The core of these books is a sort of bastardized self-actualization. I genuinely don't think becoming accountable to set of values and being active member in one's own life is a bad thing; in fact I think if they left it at that a lot of guys would be better for it. However, I find it to be uniquely corrupted by neoliberalism and capitalism, in that it twists and warps manhood into this ideal that demands the domination of everything and everyone around. It turns manhood into a zero-sum game.
A lot of these books blogs websites do offer somewhat meaningful mental frameworks for “achievement” but I'm always questioned as to what end. much of it is a false myth of manhood and recapturing a masculinity that never existed which I feel uniquely disappoints men. Patriarchy leaves men particularly vulnerable to these sorts of traps and snares when they are feeling down and out.

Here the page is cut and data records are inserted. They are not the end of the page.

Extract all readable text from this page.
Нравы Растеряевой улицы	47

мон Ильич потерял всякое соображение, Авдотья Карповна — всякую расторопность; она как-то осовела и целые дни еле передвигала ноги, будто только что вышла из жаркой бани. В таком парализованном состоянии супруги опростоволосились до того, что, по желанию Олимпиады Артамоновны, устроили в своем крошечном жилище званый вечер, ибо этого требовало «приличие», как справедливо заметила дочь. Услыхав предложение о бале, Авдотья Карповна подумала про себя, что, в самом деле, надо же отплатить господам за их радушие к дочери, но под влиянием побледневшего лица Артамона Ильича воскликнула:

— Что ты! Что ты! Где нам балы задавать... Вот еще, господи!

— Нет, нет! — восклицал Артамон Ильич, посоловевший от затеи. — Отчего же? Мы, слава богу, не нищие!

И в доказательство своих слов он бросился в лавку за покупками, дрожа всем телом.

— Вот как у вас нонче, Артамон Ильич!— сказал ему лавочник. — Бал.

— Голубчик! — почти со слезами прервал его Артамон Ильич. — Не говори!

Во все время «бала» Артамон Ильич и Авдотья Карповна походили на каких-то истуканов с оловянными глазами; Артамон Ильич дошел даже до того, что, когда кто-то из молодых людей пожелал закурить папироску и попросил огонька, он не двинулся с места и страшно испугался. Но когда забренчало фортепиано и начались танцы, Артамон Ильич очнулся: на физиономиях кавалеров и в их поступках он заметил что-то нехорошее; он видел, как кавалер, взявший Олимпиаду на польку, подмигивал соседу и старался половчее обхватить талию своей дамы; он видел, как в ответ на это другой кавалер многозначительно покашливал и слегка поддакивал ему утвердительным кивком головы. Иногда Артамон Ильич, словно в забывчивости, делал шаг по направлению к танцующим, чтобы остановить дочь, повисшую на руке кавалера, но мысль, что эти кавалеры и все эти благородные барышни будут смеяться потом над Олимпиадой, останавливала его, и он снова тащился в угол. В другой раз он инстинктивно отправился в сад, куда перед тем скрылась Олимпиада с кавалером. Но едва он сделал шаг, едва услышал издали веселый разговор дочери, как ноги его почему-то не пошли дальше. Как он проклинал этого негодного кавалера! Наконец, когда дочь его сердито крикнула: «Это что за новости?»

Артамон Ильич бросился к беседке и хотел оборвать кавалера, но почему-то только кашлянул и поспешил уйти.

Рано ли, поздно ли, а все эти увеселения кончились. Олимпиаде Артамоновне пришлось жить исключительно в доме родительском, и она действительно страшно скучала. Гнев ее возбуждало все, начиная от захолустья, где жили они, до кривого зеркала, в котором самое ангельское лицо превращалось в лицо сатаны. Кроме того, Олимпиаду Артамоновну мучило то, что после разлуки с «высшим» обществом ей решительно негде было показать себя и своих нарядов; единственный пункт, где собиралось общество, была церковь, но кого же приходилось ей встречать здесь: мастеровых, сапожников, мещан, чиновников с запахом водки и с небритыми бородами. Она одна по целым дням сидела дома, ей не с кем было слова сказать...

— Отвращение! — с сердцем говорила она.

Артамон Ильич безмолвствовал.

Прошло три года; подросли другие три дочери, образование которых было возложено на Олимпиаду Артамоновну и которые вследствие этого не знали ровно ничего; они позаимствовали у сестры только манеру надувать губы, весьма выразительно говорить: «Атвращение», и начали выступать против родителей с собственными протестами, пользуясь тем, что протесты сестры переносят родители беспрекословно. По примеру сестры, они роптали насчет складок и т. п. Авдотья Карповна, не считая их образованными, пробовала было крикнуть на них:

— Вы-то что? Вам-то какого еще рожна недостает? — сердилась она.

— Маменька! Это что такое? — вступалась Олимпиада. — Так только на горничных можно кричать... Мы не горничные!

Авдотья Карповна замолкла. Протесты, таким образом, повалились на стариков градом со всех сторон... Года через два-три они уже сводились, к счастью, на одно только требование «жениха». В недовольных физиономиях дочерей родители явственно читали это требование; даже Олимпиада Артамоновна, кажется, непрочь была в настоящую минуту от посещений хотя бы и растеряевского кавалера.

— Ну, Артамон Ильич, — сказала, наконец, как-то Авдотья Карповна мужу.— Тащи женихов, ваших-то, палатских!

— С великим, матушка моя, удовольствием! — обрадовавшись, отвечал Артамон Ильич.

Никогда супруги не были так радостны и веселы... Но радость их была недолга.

I do think it's good to strive and do your best, but that should never EVER come at the cost of someone else doing the same. If anything you should be helping others become their best too, so you two can be your best together and shine even brighter. I hate how the modern world has made being a dude about just being a dick with a bunch of stuff rather than being a good person. Discipline, steadfast commitment, pushing through failure, all that sort of stuff is great and good but not if it's just implemented to get a new shiny bauble or whatever. Capitalism really does hinder men's ability to live up their supposed values and virtues. We can’t be the mean we want to be with under capitalism, we can’t be the men we actually should be as along as capitalism is rules over us
Being a great man should be defined by your ability actually live out manly virtues, not these fast food Mc-ideals of debasing yourself for some coin. A good dude is more than his ability to dominate.
I don't know what my larger point is, but I'm just typing this at work cause they got me working on a Sunday and all these dumb books are lying around the "leadership" library. It's just so fuckin' corny.
Yes of course! I meant to say that something with core idea. I phrased that section poorly. This was just a brain-dump post in between tasks at work, but yeah a real-ass good dude isn't trying to dominate others. A real-ass dude is trying to build up others.